Liu also cited a report by the US financial regulator stating it was not in favor of giant financial holding firms, because of the possible risk to the entire economy if such banks fail.
Expressing support for the government's plan, Ko Chen-en (柯承恩), president of the Chung-Hua Institute for Economic Research, said economies like those of the Netherlands, Switzerland and Singapore each have only two or three large, internationally competitive financial institutions.

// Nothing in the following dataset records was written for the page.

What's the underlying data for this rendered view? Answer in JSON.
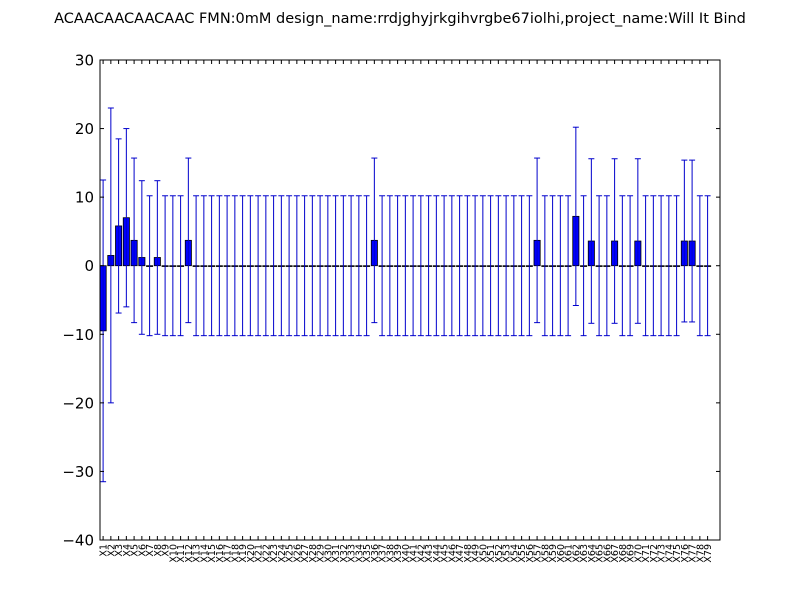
{
  "chart_data": {
    "type": "bar",
    "title": "ACAACAACAACAAC  FMN:0mM  design_name:rrdjghyjrkgihvrgbe67iolhi,project_name:Will It Bind",
    "xlabel": "",
    "ylabel": "",
    "ylim": [
      -40,
      30
    ],
    "yticks": [
      -40,
      -30,
      -20,
      -10,
      0,
      10,
      20,
      30
    ],
    "grid": false,
    "legend": "none",
    "colors": {
      "bar_fill": "#0000ff",
      "bar_edge": "#000000",
      "error": "#0000cc",
      "axes": "#000000"
    },
    "categories": [
      "X1",
      "X2",
      "X3",
      "X4",
      "X5",
      "X6",
      "X7",
      "X8",
      "X9",
      "X10",
      "X11",
      "X12",
      "X13",
      "X14",
      "X15",
      "X16",
      "X17",
      "X18",
      "X19",
      "X20",
      "X21",
      "X22",
      "X23",
      "X24",
      "X25",
      "X26",
      "X27",
      "X28",
      "X29",
      "X30",
      "X31",
      "X32",
      "X33",
      "X34",
      "X35",
      "X36",
      "X37",
      "X38",
      "X39",
      "X40",
      "X41",
      "X42",
      "X43",
      "X44",
      "X45",
      "X46",
      "X47",
      "X48",
      "X49",
      "X50",
      "X51",
      "X52",
      "X53",
      "X54",
      "X55",
      "X56",
      "X57",
      "X58",
      "X59",
      "X60",
      "X61",
      "X62",
      "X63",
      "X64",
      "X65",
      "X66",
      "X67",
      "X68",
      "X69",
      "X70",
      "X71",
      "X72",
      "X73",
      "X74",
      "X75",
      "X76",
      "X77",
      "X78",
      "X79"
    ],
    "values": [
      -9.5,
      1.5,
      5.8,
      7.0,
      3.7,
      1.2,
      0,
      1.2,
      0,
      0,
      0,
      3.7,
      0,
      0,
      0,
      0,
      0,
      0,
      0,
      0,
      0,
      0,
      0,
      0,
      0,
      0,
      0,
      0,
      0,
      0,
      0,
      0,
      0,
      0,
      0,
      3.7,
      0,
      0,
      0,
      0,
      0,
      0,
      0,
      0,
      0,
      0,
      0,
      0,
      0,
      0,
      0,
      0,
      0,
      0,
      0,
      0,
      3.7,
      0,
      0,
      0,
      0,
      7.2,
      0,
      3.6,
      0,
      0,
      3.6,
      0,
      0,
      3.6,
      0,
      0,
      0,
      0,
      0,
      3.6,
      3.6,
      0,
      0
    ],
    "errors": [
      22,
      21.5,
      12.7,
      13,
      12,
      11.2,
      10.2,
      11.2,
      10.2,
      10.2,
      10.2,
      12,
      10.2,
      10.2,
      10.2,
      10.2,
      10.2,
      10.2,
      10.2,
      10.2,
      10.2,
      10.2,
      10.2,
      10.2,
      10.2,
      10.2,
      10.2,
      10.2,
      10.2,
      10.2,
      10.2,
      10.2,
      10.2,
      10.2,
      10.2,
      12,
      10.2,
      10.2,
      10.2,
      10.2,
      10.2,
      10.2,
      10.2,
      10.2,
      10.2,
      10.2,
      10.2,
      10.2,
      10.2,
      10.2,
      10.2,
      10.2,
      10.2,
      10.2,
      10.2,
      10.2,
      12,
      10.2,
      10.2,
      10.2,
      10.2,
      13,
      10.2,
      12,
      10.2,
      10.2,
      12,
      10.2,
      10.2,
      12,
      10.2,
      10.2,
      10.2,
      10.2,
      10.2,
      11.8,
      11.8,
      10.2,
      10.2
    ]
  }
}
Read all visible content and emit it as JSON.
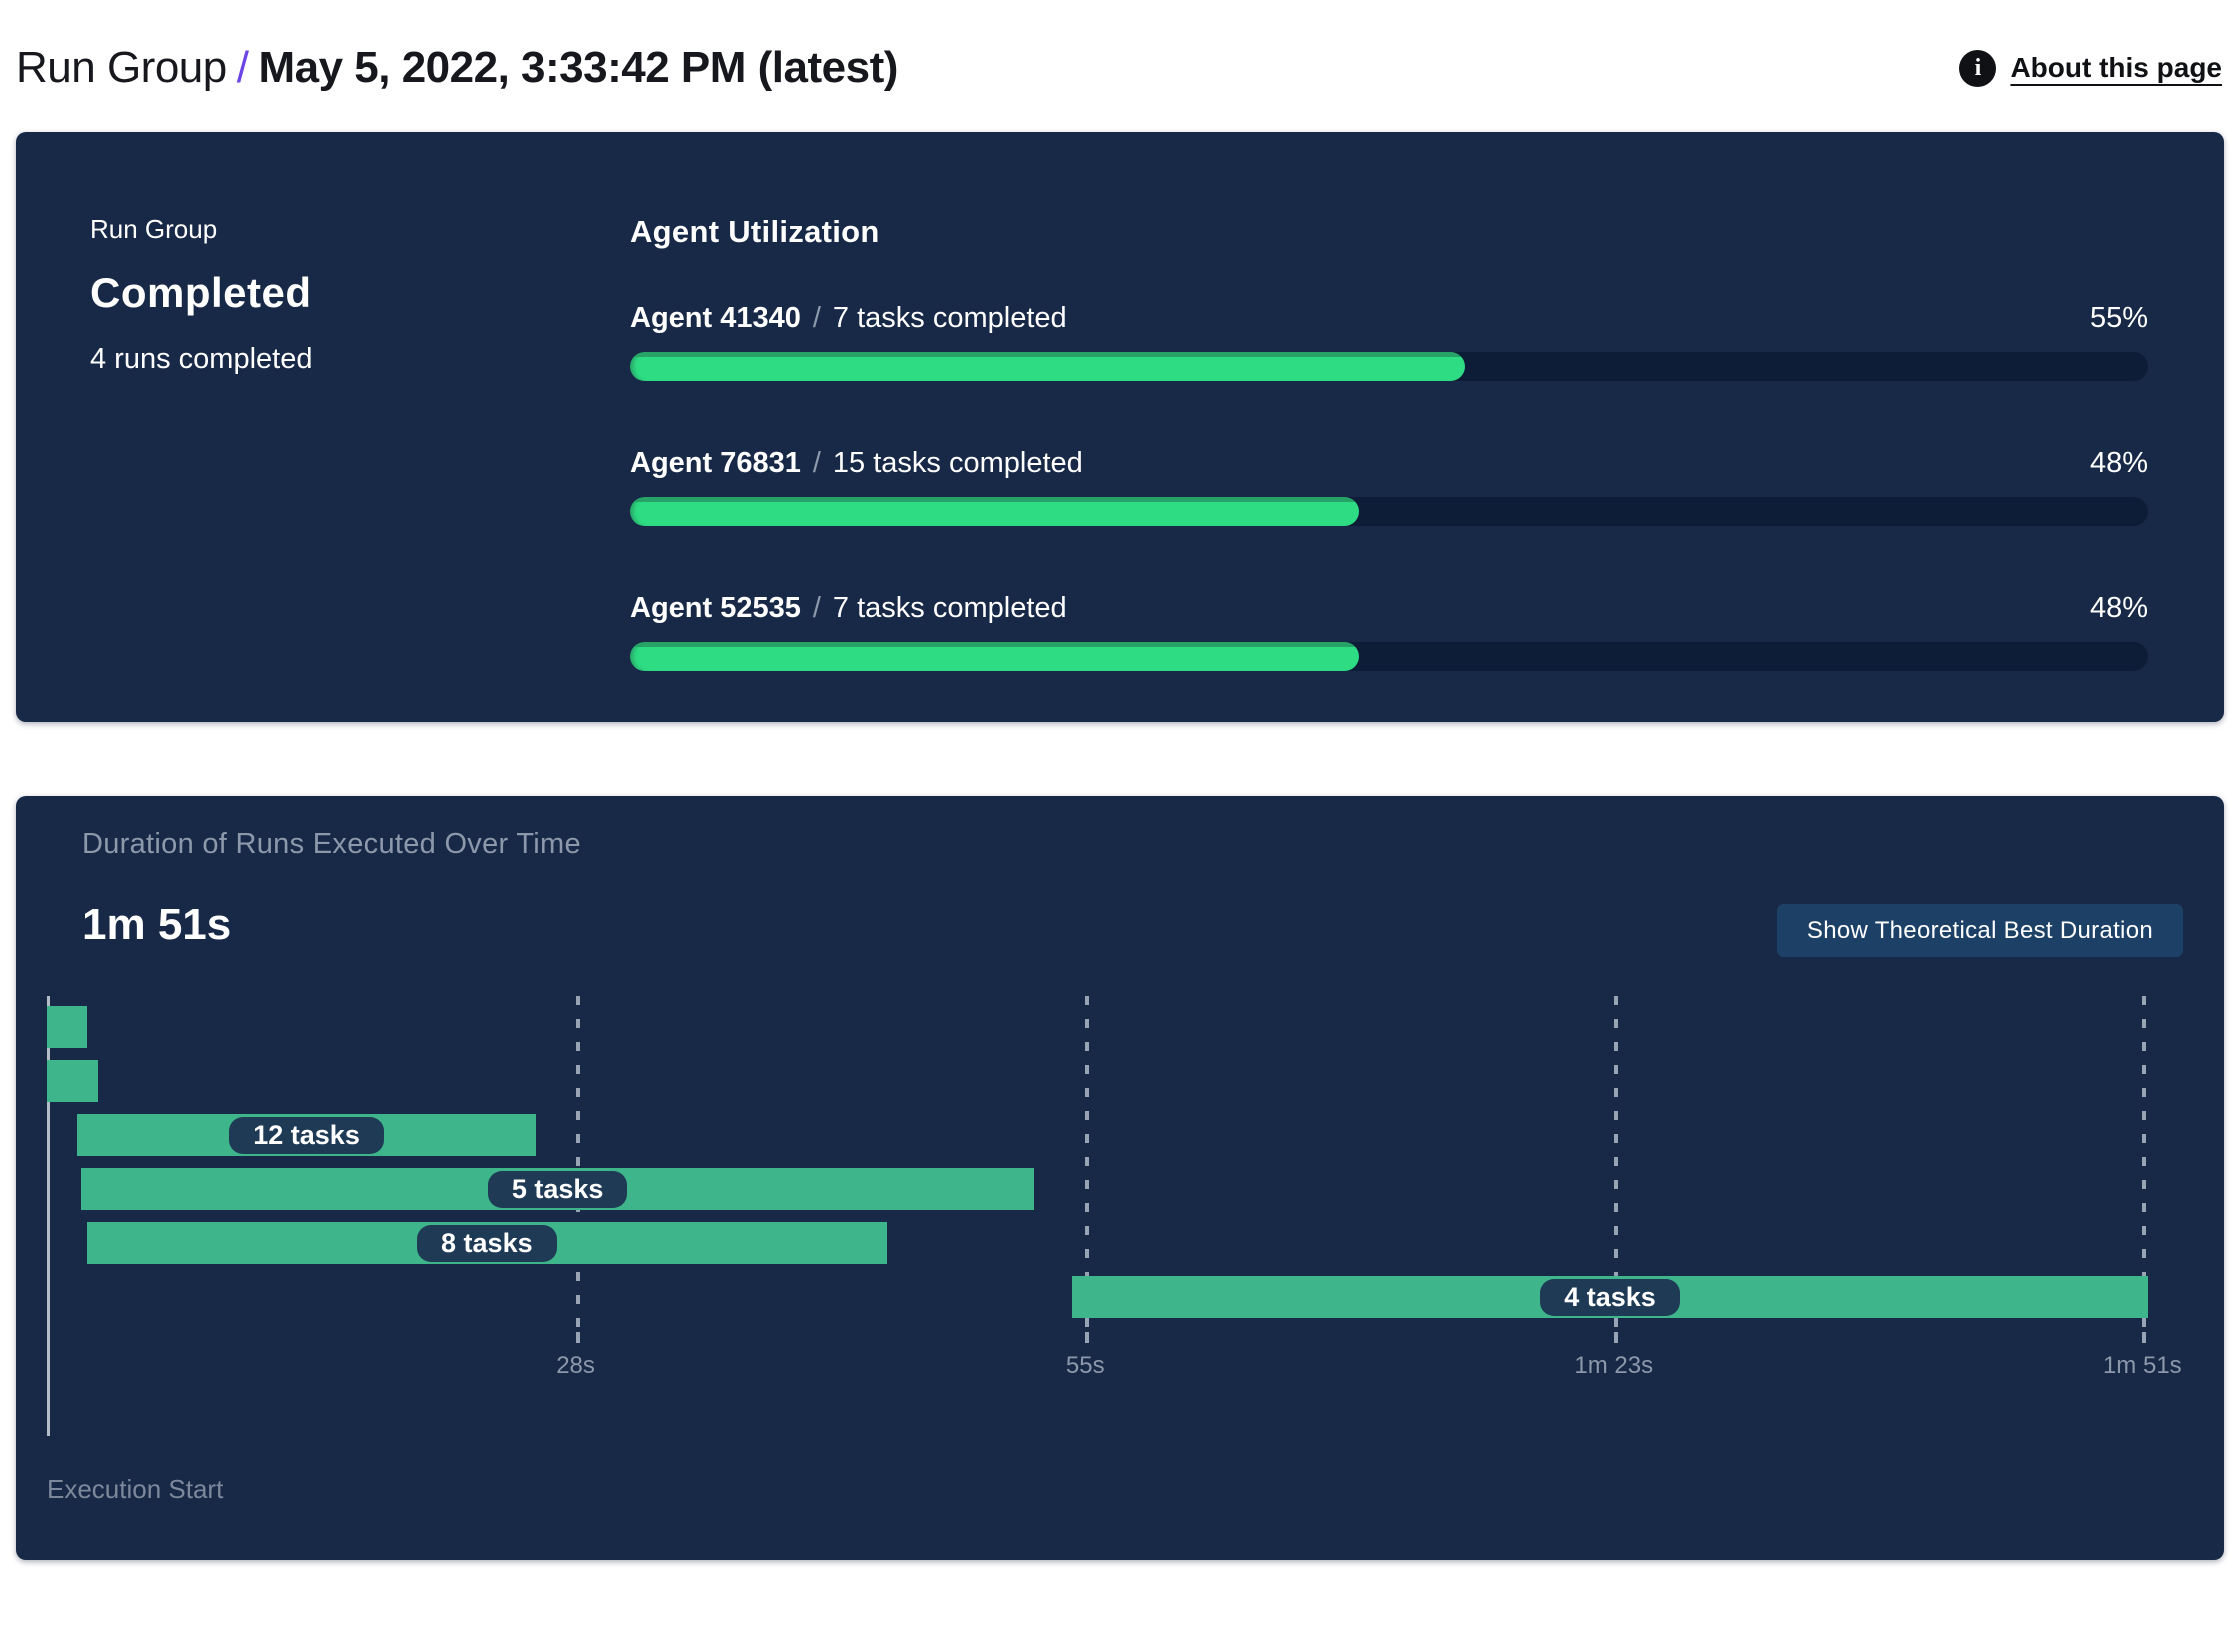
{
  "header": {
    "breadcrumb_root": "Run Group",
    "separator": "/",
    "title": "May 5, 2022, 3:33:42 PM (latest)",
    "about_link": "About this page",
    "info_icon_glyph": "i",
    "accent_color": "#6b46e5"
  },
  "summary_panel": {
    "label": "Run Group",
    "status": "Completed",
    "runs_completed": "4 runs completed",
    "agent_utilization": {
      "title": "Agent Utilization",
      "separator": "/",
      "agents": [
        {
          "name": "Agent 41340",
          "tasks": "7 tasks completed",
          "percent": 55,
          "percent_label": "55%"
        },
        {
          "name": "Agent 76831",
          "tasks": "15 tasks completed",
          "percent": 48,
          "percent_label": "48%"
        },
        {
          "name": "Agent 52535",
          "tasks": "7 tasks completed",
          "percent": 48,
          "percent_label": "48%"
        }
      ]
    }
  },
  "duration_panel": {
    "title": "Duration of Runs Executed Over Time",
    "total_duration": "1m 51s",
    "button_label": "Show Theoretical Best Duration",
    "execution_start_label": "Execution Start"
  },
  "chart_data": {
    "type": "bar",
    "subtype": "gantt-timeline",
    "title": "Duration of Runs Executed Over Time",
    "total_duration_label": "1m 51s",
    "time_axis": {
      "start_seconds": 0,
      "end_seconds": 111.3,
      "axis_label": "Execution Start",
      "grid": "dashed-vertical",
      "ticks": [
        {
          "seconds": 28,
          "label": "28s"
        },
        {
          "seconds": 55,
          "label": "55s"
        },
        {
          "seconds": 83,
          "label": "1m 23s"
        },
        {
          "seconds": 111,
          "label": "1m 51s"
        }
      ]
    },
    "bars": [
      {
        "start": 0,
        "end": 2.1,
        "label": ""
      },
      {
        "start": 0,
        "end": 2.7,
        "label": ""
      },
      {
        "start": 1.6,
        "end": 25.9,
        "label": "12 tasks"
      },
      {
        "start": 1.8,
        "end": 52.3,
        "label": "5 tasks"
      },
      {
        "start": 2.1,
        "end": 44.5,
        "label": "8 tasks"
      },
      {
        "start": 54.3,
        "end": 111.3,
        "label": "4 tasks"
      }
    ],
    "bar_color": "#3fb58c",
    "label_pill_color": "#1e3a55",
    "progress_fill_color": "#2edc83",
    "progress_track_color": "#0e1d37",
    "panel_color": "#172946"
  }
}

"Corporate governance is the key," Ko said, adding that the proposed regulatory seats reserved for independent directors should be increased from one-fifth of the number of board seats to at least one-third, to satisfy the requirements for internal supervision and transparency.
Taiwan Solidarity Union Legislator Lo Chih-ming (羅志明) questioned whether the reforms would only benefit the rich families which between them control six financial holding firms worth NT$10 trillion, or more than 60 percent of all financial holding firms' assets.